Perché dobbiamo credere che Dio si è rivelato in Gesù Cristo?

«Mi sono sempre chiesto per quale motivo dovremmo essere sicuri che il cristianesimo sia la vera religione e che il nostro Dio e suo Figlio siano le  uniche Divinità a cui credere».

Risponde padre Athos Turchi, docente di filosofia.

La domanda è complessa non solo per il contenuto ma anche a causa delle infinite e svariate opinioni che ogni persona ha su tale tema. Cercherò di dire «la mia» tentando di rimanere il più obiettivo possibile.
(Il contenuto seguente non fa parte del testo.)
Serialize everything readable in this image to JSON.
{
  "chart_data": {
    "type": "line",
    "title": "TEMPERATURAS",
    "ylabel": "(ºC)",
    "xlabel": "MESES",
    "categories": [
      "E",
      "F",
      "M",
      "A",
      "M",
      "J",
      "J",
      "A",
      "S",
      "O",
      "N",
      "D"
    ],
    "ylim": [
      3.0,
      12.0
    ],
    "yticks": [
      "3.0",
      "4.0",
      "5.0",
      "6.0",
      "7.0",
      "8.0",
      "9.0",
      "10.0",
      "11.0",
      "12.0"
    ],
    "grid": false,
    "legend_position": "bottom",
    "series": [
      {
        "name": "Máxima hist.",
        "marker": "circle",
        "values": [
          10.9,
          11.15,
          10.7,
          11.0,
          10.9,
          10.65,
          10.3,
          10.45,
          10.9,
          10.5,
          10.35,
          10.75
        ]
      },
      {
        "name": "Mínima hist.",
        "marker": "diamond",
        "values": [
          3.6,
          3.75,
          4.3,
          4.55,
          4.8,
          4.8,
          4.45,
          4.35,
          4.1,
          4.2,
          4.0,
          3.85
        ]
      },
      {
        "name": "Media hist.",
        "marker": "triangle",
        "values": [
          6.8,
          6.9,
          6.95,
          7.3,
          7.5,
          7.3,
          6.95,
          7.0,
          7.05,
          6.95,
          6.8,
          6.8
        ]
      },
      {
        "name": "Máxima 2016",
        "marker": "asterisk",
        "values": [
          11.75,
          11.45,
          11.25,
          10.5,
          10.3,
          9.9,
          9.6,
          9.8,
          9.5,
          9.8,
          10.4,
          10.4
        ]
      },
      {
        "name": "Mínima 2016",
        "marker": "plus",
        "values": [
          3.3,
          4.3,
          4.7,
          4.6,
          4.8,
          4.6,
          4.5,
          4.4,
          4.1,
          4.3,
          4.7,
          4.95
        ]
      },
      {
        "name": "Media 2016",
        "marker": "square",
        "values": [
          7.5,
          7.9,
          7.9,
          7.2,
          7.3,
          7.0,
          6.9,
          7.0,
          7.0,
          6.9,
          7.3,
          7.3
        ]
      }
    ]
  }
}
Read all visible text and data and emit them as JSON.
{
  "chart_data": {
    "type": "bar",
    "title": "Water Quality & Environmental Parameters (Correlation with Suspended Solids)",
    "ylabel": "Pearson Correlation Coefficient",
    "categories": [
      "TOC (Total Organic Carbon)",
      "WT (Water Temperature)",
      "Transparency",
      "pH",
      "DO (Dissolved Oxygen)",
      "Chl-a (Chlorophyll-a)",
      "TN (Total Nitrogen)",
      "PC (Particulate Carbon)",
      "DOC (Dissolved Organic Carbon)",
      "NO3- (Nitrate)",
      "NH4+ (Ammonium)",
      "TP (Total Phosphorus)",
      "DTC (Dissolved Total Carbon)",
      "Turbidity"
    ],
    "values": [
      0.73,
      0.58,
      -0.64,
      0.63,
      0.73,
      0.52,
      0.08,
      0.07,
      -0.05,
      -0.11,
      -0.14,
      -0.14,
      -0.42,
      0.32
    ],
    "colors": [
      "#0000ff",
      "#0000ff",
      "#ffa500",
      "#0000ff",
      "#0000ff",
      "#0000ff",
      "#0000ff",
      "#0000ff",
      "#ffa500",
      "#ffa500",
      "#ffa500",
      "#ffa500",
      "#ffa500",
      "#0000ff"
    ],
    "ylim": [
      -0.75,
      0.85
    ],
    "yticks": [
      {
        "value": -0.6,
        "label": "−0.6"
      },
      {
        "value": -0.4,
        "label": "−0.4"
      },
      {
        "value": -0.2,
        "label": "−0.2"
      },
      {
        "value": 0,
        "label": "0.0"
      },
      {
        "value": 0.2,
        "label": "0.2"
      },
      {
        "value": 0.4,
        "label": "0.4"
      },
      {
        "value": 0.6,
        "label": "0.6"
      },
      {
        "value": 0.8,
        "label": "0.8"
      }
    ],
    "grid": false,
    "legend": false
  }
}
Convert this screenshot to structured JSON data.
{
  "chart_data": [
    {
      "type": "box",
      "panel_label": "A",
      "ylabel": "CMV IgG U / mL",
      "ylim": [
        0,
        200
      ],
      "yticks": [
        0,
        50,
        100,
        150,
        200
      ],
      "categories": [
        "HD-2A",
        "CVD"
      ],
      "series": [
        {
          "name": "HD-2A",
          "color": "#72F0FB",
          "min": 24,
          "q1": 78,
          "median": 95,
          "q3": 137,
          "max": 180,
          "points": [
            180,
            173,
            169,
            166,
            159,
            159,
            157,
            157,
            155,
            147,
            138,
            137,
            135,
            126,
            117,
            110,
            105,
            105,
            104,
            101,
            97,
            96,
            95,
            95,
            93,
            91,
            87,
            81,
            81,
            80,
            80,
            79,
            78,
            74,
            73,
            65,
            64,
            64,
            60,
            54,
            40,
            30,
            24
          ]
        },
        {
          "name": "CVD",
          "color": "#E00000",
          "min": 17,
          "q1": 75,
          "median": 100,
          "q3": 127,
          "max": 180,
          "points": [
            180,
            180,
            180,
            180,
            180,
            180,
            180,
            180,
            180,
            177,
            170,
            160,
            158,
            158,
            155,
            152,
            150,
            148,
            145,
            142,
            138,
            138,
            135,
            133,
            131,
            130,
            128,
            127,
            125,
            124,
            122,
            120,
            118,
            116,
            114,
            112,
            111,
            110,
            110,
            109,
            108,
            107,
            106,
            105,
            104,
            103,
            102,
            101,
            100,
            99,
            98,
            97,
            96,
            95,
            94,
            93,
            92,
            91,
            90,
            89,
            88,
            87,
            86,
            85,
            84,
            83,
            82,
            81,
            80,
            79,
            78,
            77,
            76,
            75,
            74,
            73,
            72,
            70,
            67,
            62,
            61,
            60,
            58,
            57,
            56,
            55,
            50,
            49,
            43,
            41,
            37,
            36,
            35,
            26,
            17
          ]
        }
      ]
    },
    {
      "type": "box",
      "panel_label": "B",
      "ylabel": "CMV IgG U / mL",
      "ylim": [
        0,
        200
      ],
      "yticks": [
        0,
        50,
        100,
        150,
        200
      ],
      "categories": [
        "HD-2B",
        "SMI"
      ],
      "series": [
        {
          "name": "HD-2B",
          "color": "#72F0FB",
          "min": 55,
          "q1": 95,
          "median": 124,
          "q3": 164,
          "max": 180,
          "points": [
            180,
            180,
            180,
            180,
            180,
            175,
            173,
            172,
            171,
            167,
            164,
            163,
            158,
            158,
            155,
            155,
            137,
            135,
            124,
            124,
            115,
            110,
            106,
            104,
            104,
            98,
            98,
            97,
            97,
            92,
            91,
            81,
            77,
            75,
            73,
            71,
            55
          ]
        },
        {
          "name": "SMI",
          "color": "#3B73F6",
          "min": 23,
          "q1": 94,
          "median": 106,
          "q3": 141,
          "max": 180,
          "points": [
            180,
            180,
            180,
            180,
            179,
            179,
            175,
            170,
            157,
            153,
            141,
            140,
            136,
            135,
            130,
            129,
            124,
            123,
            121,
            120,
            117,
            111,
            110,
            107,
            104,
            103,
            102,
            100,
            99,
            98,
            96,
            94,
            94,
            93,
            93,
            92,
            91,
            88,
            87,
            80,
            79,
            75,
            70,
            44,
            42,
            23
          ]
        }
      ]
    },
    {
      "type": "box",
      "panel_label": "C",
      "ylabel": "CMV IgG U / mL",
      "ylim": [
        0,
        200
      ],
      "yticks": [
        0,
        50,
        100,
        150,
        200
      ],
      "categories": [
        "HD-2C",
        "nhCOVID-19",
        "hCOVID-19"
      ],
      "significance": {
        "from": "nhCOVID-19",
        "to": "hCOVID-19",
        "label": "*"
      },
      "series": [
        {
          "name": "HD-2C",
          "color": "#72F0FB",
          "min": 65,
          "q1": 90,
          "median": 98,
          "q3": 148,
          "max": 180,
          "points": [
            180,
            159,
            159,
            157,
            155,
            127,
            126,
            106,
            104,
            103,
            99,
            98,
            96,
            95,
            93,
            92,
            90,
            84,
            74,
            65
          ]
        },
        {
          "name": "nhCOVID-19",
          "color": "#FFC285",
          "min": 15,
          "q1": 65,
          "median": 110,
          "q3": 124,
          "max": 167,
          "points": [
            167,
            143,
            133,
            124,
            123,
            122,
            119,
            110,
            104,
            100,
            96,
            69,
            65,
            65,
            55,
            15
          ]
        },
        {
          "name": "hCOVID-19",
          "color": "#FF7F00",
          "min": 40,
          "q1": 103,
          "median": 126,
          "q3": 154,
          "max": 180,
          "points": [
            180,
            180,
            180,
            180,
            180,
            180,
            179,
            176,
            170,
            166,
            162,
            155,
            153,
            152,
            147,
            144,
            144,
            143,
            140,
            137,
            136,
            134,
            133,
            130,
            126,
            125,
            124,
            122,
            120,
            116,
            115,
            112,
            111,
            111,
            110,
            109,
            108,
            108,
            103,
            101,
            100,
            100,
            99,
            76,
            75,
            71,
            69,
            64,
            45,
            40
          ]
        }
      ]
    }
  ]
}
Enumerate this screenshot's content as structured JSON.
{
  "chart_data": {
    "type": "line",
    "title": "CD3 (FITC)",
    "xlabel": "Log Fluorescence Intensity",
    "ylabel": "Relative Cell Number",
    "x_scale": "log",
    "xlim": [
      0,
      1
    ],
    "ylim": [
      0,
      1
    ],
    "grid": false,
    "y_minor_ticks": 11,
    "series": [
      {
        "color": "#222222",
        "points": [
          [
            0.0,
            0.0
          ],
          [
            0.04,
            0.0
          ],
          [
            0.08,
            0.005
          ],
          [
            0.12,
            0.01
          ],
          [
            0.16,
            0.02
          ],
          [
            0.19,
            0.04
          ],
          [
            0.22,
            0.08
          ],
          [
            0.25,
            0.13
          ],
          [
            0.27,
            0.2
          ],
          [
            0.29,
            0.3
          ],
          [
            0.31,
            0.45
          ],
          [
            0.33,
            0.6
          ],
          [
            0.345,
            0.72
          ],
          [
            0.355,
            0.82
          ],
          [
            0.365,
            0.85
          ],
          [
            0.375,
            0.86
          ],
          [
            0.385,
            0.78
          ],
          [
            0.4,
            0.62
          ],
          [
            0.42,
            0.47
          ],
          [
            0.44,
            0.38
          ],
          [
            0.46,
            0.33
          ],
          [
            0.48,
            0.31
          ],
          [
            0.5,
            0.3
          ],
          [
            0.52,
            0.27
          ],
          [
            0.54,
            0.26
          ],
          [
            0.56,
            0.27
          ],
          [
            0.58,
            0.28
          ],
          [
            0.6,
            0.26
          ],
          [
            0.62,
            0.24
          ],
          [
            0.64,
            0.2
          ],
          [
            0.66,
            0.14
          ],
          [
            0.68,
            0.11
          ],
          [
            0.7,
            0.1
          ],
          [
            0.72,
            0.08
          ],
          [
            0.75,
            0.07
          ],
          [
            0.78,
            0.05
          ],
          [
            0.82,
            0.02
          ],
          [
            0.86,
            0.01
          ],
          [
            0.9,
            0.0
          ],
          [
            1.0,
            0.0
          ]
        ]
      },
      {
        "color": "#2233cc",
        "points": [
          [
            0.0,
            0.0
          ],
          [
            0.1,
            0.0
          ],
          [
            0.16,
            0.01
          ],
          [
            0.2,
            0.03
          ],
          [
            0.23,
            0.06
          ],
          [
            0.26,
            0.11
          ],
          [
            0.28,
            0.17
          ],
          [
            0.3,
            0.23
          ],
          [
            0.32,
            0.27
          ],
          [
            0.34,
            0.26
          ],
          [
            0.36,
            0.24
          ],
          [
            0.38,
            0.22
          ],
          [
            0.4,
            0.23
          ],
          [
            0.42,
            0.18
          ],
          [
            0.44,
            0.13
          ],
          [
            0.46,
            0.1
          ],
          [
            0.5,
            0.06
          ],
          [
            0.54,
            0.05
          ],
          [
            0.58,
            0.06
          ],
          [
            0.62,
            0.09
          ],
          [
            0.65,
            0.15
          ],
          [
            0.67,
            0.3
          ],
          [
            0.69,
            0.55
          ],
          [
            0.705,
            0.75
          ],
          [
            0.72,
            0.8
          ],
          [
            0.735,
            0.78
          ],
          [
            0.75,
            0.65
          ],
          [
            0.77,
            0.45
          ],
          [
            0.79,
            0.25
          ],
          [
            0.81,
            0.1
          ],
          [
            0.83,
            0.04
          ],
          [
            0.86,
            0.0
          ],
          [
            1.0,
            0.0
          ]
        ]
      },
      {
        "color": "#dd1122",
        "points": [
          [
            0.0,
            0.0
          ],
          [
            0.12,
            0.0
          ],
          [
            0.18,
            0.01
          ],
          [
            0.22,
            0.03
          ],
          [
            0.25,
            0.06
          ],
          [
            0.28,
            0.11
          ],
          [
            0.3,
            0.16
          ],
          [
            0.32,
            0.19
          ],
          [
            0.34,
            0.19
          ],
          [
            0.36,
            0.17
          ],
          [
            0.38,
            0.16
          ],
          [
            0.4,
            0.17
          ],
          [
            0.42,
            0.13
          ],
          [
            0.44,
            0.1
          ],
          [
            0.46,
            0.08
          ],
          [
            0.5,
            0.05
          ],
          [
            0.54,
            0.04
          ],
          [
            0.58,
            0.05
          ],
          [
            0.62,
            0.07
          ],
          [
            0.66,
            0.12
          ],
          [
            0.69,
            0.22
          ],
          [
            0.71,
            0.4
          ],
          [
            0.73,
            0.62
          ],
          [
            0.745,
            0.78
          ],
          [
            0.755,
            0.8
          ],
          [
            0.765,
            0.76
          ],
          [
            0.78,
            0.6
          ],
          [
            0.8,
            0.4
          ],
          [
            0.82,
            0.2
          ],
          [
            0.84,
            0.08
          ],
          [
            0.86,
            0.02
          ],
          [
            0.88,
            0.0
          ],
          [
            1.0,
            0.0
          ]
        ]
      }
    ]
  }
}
Innanzitutto cerchiamo di pulire il terreno dove dobbiamo costruire. Primo, supponiamo che "Dio" esista. Poi, mettiamo un criterio altrimenti non se ne esce: la fede religiosa è lo strumento che deve unire gli unici due esseri che hanno valore assoluto «l’uomo e Dio»; cioè la religione è per l’uomo e non l’uomo per la religione. Terzo, se le religioni che sono attualmente presenti nel globo terrestre fossero tutte vere e valide, vorrebbe dire che nessuna religione è vera e valida. È un principio della razionalità: cose contraddittorie si annullano. Le religioni sono di fatto tra loro contraddittorie, dunque nessuna sarebbe valida. La religione in tal caso, come pensano tanti, sarebbe solo un abbonimento per persone col complesso di sicurezza: così quale religione uno pratichi non ha importanza, perché palliativa senza valore alcuno.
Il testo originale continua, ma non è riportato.